Kałmucki Piotr, Lipiecki Janusz, Witte Klaus K, Goldberg Steven L, Baszko Artur, Siminiak Tomasz
Poznan University of Medical Sciences, HCP Medical Center, Poznan, Poland.
Clinique Pôle Santé République, Clermont Ferrand, France.
Am Heart J. 2023 Nov;265:137-142. doi: 10.1016/j.ahj.2023.07.010. Epub 2023 Jul 27.
It has been suggested that the disparity of outcomes between the studies of transcutaneous edge-to-edge repair (TEER) for functional mitral regurgitation (FMR) in heart failure with reduced ejection fraction (HFrEF) could be due to systematic differences in the populations studied. One proposal is that there are 2 broad groups: those with proportional FMR who respond less favorably, and those in whom the FMR is greater than expected (disproportionate) FMR where edge-to-edge TEER seems to be more effective. Whether this grouping is relevant for other percutaneous interventions for FMR is unknown.
We sought to compare clinical and echocardiographic outcomes of patients with HFrEF and proportionate and disproportionate FMR treated with indirect annuloplasty using the Carillon device.

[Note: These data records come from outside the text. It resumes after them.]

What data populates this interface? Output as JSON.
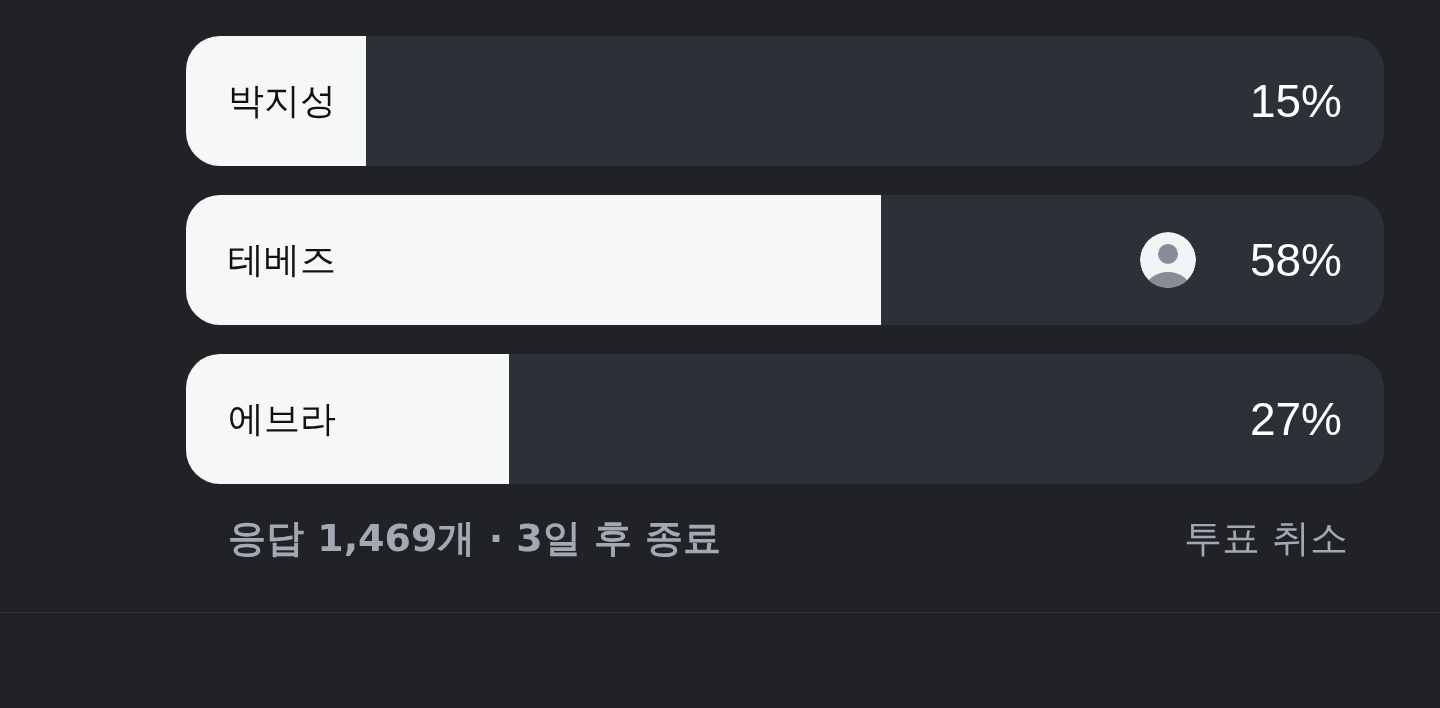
{
  "options": [
    {
      "label": "박지성",
      "level": 0.15,
      "percent": "15%",
      "selected": false
    },
    {
      "label": "테베즈",
      "level": 0.58,
      "percent": "58%",
      "selected": true
    },
    {
      "label": "에브라",
      "level": 0.27,
      "percent": "27%",
      "selected": false
    }
  ],
  "footer": {
    "summary": "응답 1,469개 · 3일 후 종료",
    "action": "투표 취소"
  }
}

This is a pooled analysis from 3 trials of patients with FMR. Key patient eligibility in these trials specified persistent grade 2+ to 4+ FMR with >5.5 cm left ventricular (LV) end-diastolic diameter (LVEDD) and reduced ejection fraction. Patients with an effective regurgitant orifice area/LV end-diastolic volume (EROA/LVEDV) ratio under 0.15 were assigned to the proportionate FMR group (n = 74;65%) and those with a ratio above 0.15 were classed as having disproportionate FMR (n = 39;35%).
At 12 months following treatment, both groups showed improvements in all MR variables including regurgitation volume, EROA and vena contracta. Moreover, in patients with proportionate MR there were clinically relevant and statistically significant improvements in LV volumes and diameters. There was no independent relationship between the degree of proportionality as a continuous variable and the remodeling response to Carillon therapy (change in LVEDV r = 0.17; change in LVESV r = 0.14).
Percutaneous mitral annuloplasty with the Carillon device reduces MR in patients with both proportionate and disproportionate FMR, and also results in LV reverse remodeling in those with proportionate FMR. The effect on remodeling remains to be verified in a large-scale trial.
有研究表明,射血分数降低的心力衰竭(HFrEF)患者中,经皮边缘对边缘修复术(TEER)治疗功能性二尖瓣反流(FMR)的研究结果存在差异,这可能是由于所研究人群的系统差异所致。一种观点认为存在两大类人群:一类是比例性FMR患者,其反应较差;另一类是FMR大于预期(不成比例)的FMR患者,边缘对边缘TEER似乎更有效。这种分组对于FMR的其他经皮干预是否相关尚不清楚。
我们试图比较使用Carillon装置进行间接瓣环成形术治疗的HFrEF患者以及比例性和非比例性FMR患者的临床和超声心动图结果。
这是一项对3项FMR患者试验的汇总分析。这些试验的关键患者入选标准为持续性2+至4+级FMR、左心室(LV)舒张末期直径(LVEDD)>5.5 cm且射血分数降低。有效反流口面积/左心室舒张末期容积(EROA/LVEDV)比值低于0.15的患者被分配到比例性FMR组(n = 74;65%),比值高于0.15的患者被归类为非比例性FMR(n = 39;35%)。
治疗后12个月,两组的所有二尖瓣反流变量均有改善,包括反流容积、EROA和反流束宽度。此外,比例性二尖瓣反流患者的左心室容积和直径有临床相关且具有统计学意义的改善。作为连续变量的比例程度与对Carillon治疗的重塑反应之间没有独立关系(LVEDV变化r = 0.17;LVESV变化r = 0.14)。
使用Carillon装置进行经皮二尖瓣瓣环成形术可降低比例性和非比例性FMR患者的二尖瓣反流,并且在比例性FMR患者中还可导致左心室逆向重塑。对重塑的影响仍有待大规模试验验证。